Le cinéaste palmé en 2013 pour La Vie d’Adèle semble être devenu en quelques années persona non grata au sein de la grande famille du cinéma français. Enquête sur la saga maudite Mektoub My Love et rencontre avec un réalisateur qui fascine autant qu’il rebute.

« J’ai presque l’impression qu’un film est un puzzle que l’on doit trouver, mais qu’il n’en existe qu’un, et souvent j’ai le sentiment de ne jamais avoir trouvé le bon. » En octobre 2022, Abdellatif Kechiche est l’invité d’honneur du festival Cinémed à Montpellier. Pour l’occasion, le cinéaste a accepté de livrer sa première interview en trois ans. Une rencontre en forme de panel, avec une sélection de quelques journalistes. Trois années passées à monter et re-monter Mektoub My love, son œuvre fleuve initialement pensée comme un diptyque, mais qu’il envisage à présent en trois parties ; quitte à laisser de côté le très décrié Intermezzo. L’homme de 62 ans commence l’entretien un peu prostré, indéboulonnables lunettes en verres fumés sur le nez, enfoncé dans un canapé de cuir qui semble aspirer son corps amaigri. Les mots butent, sa voix est à peine audible. On nous a demandé de nous en tenir au cinéma ; exit, les polémiques. Si le cinéaste finit par se détendre, on le sent sur la défensive, car il sait que sa présence ici est plus que contestée. Le lendemain, la masterclass qu’il donnera dans le cadre du festival sera interrompue par une poignée de militantes féministes. Kechiche leur lancera, provocateur : « Vous allez nous montrer vos seins ? » Une référence aux Femen pas franchement du meilleur goût, alors même que son male gaze est régulièrement remis en question depuis La Vie d’Adèle. Plus grave, une plainte pour agression sexuelle a été déposée contre lui par une jeune comédienne en 2018, mais classée sans suites, comme souvent dans un contexte de violences sexuelles sans témoin. C’est la raison principale des protestations en marge du festival, mais le désamour progressif à l’encontre du cinéaste semble avoir atteint son paroxysme trois ans plus tôt, à l’occasion de la projection d’Intermezzo à Cannes. Un film qui, depuis, ne cesse d’obséder Kechiche. 

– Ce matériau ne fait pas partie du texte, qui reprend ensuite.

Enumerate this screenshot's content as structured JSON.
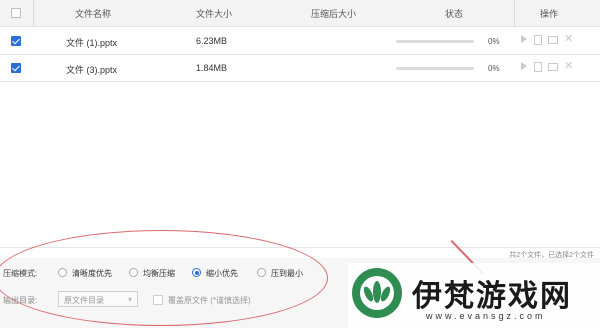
{
  "header": {
    "col_name": "文件名称",
    "col_size": "文件大小",
    "col_compressed": "压缩后大小",
    "col_status": "状态",
    "col_ops": "操作"
  },
  "files": [
    {
      "name": "文件 (1).pptx",
      "size": "6.23MB",
      "compressed": "",
      "progress": 0,
      "percent_text": "0%",
      "checked": true
    },
    {
      "name": "文件 (3).pptx",
      "size": "1.84MB",
      "compressed": "",
      "progress": 0,
      "percent_text": "0%",
      "checked": true
    }
  ],
  "summary": "共2个文件，已选择2个文件",
  "compress_mode": {
    "label": "压缩模式:",
    "options": [
      "清晰度优先",
      "均衡压缩",
      "缩小优先",
      "压到最小"
    ],
    "selected": "缩小优先"
  },
  "output": {
    "label": "输出目录:",
    "select_value": "原文件目录",
    "overwrite_label": "覆盖原文件 (*谨慎选择)"
  },
  "watermark": {
    "title": "伊梵游戏网",
    "url": "www.evansgz.com"
  },
  "colors": {
    "accent": "#2b6fd6",
    "annotation": "#d9686a",
    "logo": "#2f8d52"
  }
}
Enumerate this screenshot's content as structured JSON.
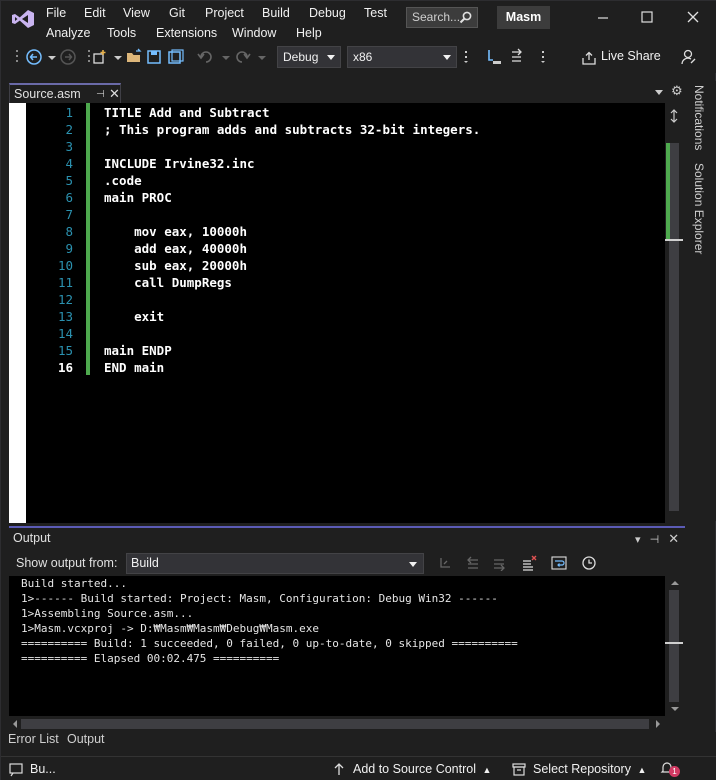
{
  "menu": {
    "row1": [
      "File",
      "Edit",
      "View",
      "Git",
      "Project",
      "Build",
      "Debug",
      "Test"
    ],
    "row2": [
      "Analyze",
      "Tools",
      "Extensions",
      "Window",
      "Help"
    ]
  },
  "search": {
    "placeholder": "Search..."
  },
  "solution_name": "Masm",
  "toolbar": {
    "configuration": "Debug",
    "platform": "x86",
    "live_share": "Live Share"
  },
  "editor": {
    "tab_label": "Source.asm",
    "lines": [
      {
        "n": "1",
        "text": "TITLE Add and Subtract"
      },
      {
        "n": "2",
        "text": "; This program adds and subtracts 32-bit integers."
      },
      {
        "n": "3",
        "text": ""
      },
      {
        "n": "4",
        "text": "INCLUDE Irvine32.inc"
      },
      {
        "n": "5",
        "text": ".code"
      },
      {
        "n": "6",
        "text": "main PROC"
      },
      {
        "n": "7",
        "text": ""
      },
      {
        "n": "8",
        "text": "    mov eax, 10000h"
      },
      {
        "n": "9",
        "text": "    add eax, 40000h"
      },
      {
        "n": "10",
        "text": "    sub eax, 20000h"
      },
      {
        "n": "11",
        "text": "    call DumpRegs"
      },
      {
        "n": "12",
        "text": ""
      },
      {
        "n": "13",
        "text": "    exit"
      },
      {
        "n": "14",
        "text": ""
      },
      {
        "n": "15",
        "text": "main ENDP"
      },
      {
        "n": "16",
        "text": "END main"
      }
    ]
  },
  "side_tabs": {
    "notifications": "Notifications",
    "solution_explorer": "Solution Explorer"
  },
  "output": {
    "title": "Output",
    "show_from_label": "Show output from:",
    "source": "Build",
    "lines": [
      "Build started...",
      "1>------ Build started: Project: Masm, Configuration: Debug Win32 ------",
      "1>Assembling Source.asm...",
      "1>Masm.vcxproj -> D:₩Masm₩Masm₩Debug₩Masm.exe",
      "========== Build: 1 succeeded, 0 failed, 0 up-to-date, 0 skipped ==========",
      "========== Elapsed 00:02.475 =========="
    ]
  },
  "bottom_tabs": {
    "error_list": "Error List",
    "output": "Output"
  },
  "status": {
    "build": "Bu...",
    "source_control": "Add to Source Control",
    "repository": "Select Repository",
    "notification_count": "1"
  },
  "colors": {
    "background": "#1f1f1f",
    "editor_bg": "#000000",
    "line_number": "#2b91af",
    "change_bar": "#4ea94e",
    "accent": "#6a6aa8"
  }
}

Mektoub, My Love : canto uno (2018)

Mauvais sort
« Intermezzo tel que je l’avais conçu, j’ai préféré le mettre de coté, lâche le cinéasteIntermezzo était voulu comme un intermède, donc comme un exercice libre. (…) Je pense que le film n’a pas été vu, même ceux qui savent regarder un film ont été trop perturbés avant sa projection. (…) J’ai eu tort de le montrer à Cannes, le film n’était pas terminé. » Hassan Guerrar, son attaché de presse historique, précise : « Je pense que c’est le film sur lequel il a pris le plus de plaisir parce qu’il n’y avait pas d’enjeu. C’est quelqu’un qui prend le temps, qui est très perfectionniste, et c’est ce qui en fait un immense réalisateur. Mais la première projo était à 11 heures, on a livré le film à 10 h 15… » 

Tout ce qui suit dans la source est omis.